JPMorgan Chase (JPM) reported second-quarter net income of $21.2 billion, or $7.70 per share, the highest quarterly profit in the bank’s history.
The blowout results were fueled by a surge in stock-trading revenue and a $4.6 billion gain on the bank’s Visa (V) stake.
Excluding those one-time gains and $1.0 billion in gains on certain equity investments, net income came in at $16.9 billion, or $6.14 per share.
The nation’s largest bank by assets posted earnings of $6.14 per share on an adjusted basis, topping analyst expectations of $5.59 per share.
Revenue in every line of the bank’s business reached record levels during the quarter, including its markets division, where revenue surged 35% year over year.
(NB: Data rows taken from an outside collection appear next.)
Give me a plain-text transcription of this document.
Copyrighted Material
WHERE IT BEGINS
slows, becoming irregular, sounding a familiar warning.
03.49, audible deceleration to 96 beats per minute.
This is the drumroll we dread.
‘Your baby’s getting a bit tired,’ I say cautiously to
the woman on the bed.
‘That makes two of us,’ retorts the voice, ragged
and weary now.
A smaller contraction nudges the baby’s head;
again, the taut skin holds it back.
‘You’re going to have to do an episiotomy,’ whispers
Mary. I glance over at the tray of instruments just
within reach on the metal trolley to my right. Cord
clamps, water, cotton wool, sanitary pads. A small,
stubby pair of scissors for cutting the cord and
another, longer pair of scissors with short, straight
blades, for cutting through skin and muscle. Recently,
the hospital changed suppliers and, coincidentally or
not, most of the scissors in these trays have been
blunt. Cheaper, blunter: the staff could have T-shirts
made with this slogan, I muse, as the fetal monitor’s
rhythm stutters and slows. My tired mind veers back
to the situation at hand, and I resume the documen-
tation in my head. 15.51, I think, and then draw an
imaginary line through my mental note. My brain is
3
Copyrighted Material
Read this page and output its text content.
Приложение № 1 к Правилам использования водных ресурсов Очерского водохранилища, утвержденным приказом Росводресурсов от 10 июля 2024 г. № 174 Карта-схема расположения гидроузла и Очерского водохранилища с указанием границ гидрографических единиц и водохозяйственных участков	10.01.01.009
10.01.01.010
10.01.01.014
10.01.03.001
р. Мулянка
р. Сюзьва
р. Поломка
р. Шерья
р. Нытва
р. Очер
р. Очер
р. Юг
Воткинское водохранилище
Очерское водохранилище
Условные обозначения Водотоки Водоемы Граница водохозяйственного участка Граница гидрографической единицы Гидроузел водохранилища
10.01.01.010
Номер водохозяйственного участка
Equity markets revenue alone jumped 86% from a year earlier to $6.0 billion, helping push total markets revenue to $12.1 billion, surpassing the bank’s previous quarterly trading record set at the start of 2026.
Investment banking fees climbed 30% to $3.3 billion, the highest level since 2021, with equity underwriting fees standing out as a particular bright spot across the division.
The equity underwriting unit, which handles initial public offerings and follow-on stock sales, saw revenue jump 78% to $829 million during the quarter.
Total managed revenue rose 27% from a year earlier to $58.0 billion, with Consumer and Community Banking revenue growing 8% to $20.3 billion.
The Asset and Wealth Management division posted revenue of $6.9 billion, up 19%, with assets under management reaching $5.1 trillion for the period.
Nearly 44,000 first-time investors joined the bank’s wealth management business during the quarter, setting a new record for the unit.
Net interest income, excluding markets, rose 4% year over year to $23.7 billion, while average loans climbed 10% over the same period.
JPMorgan revised its full-year net interest income outlook upward to roughly $105.5 billion, compared with the $103 billion guidance the bank issued three months earlier.
CEO Jamie Dimon flagged geopolitical instability, persistent inflation, swelling sovereign debt loads, and stretched asset valuations as threats “shifting below the surface like tectonic plates,” warning the bank was preparing for a broad range of outcomes.
When asked about the current banking environment during a Tuesday analyst call, Dimon said: “It’s getting close to as good as it gets.”
Goldman Sachs (GS) and Bank of America (BAC) also posted strong second-quarter results, with Goldman earning $6.6 billion, or $20.98 per share, on $20.3 billion in revenue.
Bank of America’s profit rose to $9.1 billion in the April-June period, representing a 27% increase from a year ago.
Despite the historic results, JPMorgan shares slipped 2.4% before the opening bell following the earnings release.